“Con le minoranze del partito si discuterà
ampiamente. Vedrete che la riforma del Senato sarà modificata”. Lo afferma
Angelo Rughetti, deputato del Pd e sottosegretario per la Pubblica
amministrazione in una intervista al Foglio nella quale sostiene che “Renzi
darà ascolto a tutti. Mantenendo però un punto fermo, il monocameralismo”. E a
chi accusa il governo di spavalderia replica che si tratta di “determinazione”
e aggiunge: “Nessun timore. La riforma del Senato, come quella della Pubblica
amministrazione e quella della scuola, vanno avanti perché sono aspetti del
nostro sistema che non funzionano e che abbassano la nostra competitività. Sul
Senato, è giusto che si discuta e trovo interessanti alcune cose che sento
dire anche nella minoranza del Pd” come “l’idea di trasformare il Senato in
una Camera davvero territoriale, dove siedano di diritto i presidenti delle
regioni, due assessori, e poi anche dei consiglieri regionali, anche
dell’opposizione, cui va garantito il diritto di tribuna”, “credo che se ne
possa discutere. Sono d’accordo con quello che dicono Cuperlo ed Epifani,
quando segnalano la necessità che, approvato l’Italicum, il Senato faccia da
contrappeso al potere dell’esecutivo. Dunque noi dobbiamo coinvolgere e
ascoltare la minoranza, ma la minoranza poi deve anche riconoscere le
decisioni che vengono prese negli organi democraticamente eletti. Altrimenti
non è più democrazia, e non c’è reciprocità”. E ad Eugenio Scalfari che
parlato di ‘democratura’, democrazia-dittatura, replica “Si sbaglia. Lui
rappresenta una certa idea di egemonia salottiera, la stessa di quelli che
dicevano: capotavola è dove mi siedo io”, “altro che democratura. In Italia
c’è un tentativo di cambiare le cose, ed è il tentativo di Renzi, che va
incontro a forti e fisiologiche resistenze conservatrici. L’esempio più
evidente è la sentenza della Corte costituzionale sulle pensioni.

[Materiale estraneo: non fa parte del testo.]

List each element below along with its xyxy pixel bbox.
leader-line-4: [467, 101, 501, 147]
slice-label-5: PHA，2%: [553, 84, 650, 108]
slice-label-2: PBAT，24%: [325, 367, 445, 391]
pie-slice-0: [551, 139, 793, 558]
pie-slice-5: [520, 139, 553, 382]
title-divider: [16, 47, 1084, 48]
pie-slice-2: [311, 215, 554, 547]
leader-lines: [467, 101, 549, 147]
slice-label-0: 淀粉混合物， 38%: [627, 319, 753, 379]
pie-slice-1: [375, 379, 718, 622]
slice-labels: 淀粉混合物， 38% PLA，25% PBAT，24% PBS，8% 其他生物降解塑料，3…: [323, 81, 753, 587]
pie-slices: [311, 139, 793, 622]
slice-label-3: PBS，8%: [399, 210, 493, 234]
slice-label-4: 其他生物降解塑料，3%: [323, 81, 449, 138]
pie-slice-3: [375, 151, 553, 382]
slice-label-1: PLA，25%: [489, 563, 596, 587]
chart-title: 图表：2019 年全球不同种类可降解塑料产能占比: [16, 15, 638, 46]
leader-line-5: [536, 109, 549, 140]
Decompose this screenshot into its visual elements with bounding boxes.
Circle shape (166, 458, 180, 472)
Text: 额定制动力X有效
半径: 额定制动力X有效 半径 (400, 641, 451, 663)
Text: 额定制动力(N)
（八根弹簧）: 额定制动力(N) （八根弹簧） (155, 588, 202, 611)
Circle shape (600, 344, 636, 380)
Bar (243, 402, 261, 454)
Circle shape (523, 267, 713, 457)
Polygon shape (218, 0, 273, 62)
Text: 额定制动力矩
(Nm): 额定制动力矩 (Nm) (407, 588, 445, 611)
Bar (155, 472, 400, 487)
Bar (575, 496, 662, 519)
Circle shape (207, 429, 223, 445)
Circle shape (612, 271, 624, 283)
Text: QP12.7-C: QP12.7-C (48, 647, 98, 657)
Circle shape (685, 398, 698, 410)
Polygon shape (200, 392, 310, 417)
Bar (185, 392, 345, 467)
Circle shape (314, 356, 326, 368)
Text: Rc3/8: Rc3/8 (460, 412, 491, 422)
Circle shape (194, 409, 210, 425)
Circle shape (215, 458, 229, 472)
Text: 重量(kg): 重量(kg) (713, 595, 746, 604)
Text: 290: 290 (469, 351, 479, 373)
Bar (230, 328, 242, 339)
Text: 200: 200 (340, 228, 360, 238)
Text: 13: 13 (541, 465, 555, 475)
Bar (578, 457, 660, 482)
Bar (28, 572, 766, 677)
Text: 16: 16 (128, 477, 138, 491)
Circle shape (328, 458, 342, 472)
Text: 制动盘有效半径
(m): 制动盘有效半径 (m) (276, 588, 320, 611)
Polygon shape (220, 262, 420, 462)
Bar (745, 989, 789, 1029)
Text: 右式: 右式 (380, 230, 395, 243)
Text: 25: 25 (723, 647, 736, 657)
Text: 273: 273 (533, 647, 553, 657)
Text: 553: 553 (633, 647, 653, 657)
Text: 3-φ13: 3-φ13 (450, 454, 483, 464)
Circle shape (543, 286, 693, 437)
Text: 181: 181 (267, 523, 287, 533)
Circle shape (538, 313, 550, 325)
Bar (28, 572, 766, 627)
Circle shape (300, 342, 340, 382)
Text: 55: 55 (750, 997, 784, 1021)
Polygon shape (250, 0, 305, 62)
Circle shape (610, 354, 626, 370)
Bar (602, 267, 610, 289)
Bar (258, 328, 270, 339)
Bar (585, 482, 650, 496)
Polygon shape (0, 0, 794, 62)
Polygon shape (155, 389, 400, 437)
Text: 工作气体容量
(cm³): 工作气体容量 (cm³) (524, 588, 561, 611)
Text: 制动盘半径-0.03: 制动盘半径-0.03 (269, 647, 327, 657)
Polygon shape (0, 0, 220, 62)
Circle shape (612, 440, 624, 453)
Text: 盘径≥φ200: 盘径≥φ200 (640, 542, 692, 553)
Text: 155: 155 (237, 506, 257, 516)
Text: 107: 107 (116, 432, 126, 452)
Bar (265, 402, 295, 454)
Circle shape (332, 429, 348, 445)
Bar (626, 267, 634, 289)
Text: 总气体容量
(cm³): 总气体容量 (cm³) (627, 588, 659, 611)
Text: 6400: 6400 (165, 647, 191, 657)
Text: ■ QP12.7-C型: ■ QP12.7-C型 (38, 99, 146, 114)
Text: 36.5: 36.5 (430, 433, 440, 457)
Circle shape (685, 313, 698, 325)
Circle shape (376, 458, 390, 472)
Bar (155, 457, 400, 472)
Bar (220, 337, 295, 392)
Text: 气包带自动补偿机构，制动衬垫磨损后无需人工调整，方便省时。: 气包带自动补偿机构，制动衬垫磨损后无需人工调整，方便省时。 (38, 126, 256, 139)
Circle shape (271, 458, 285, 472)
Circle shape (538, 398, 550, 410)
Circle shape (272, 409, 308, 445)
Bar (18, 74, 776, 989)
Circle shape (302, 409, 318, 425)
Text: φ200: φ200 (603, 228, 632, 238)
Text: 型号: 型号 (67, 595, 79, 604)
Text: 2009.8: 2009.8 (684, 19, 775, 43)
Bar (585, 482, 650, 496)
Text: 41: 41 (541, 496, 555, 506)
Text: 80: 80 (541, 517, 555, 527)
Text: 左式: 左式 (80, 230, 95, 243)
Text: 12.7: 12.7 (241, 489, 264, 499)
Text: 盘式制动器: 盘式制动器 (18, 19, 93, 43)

Una sentenza
sbagliata che rivela, assieme al rumoreggiare dei sindacati sulla scuola e la
pubblica amministrazione, il tentativo disperato di conservare lo stato di
cose presenti”. E conclude: “Il congresso non è lontano, è nel 2017. Adesso
non serve a niente. Il congresso lo fai quando una leadership è in crisi. Noi
abbiamo vinto tutte le elezioni, dalle comunali al le europee”.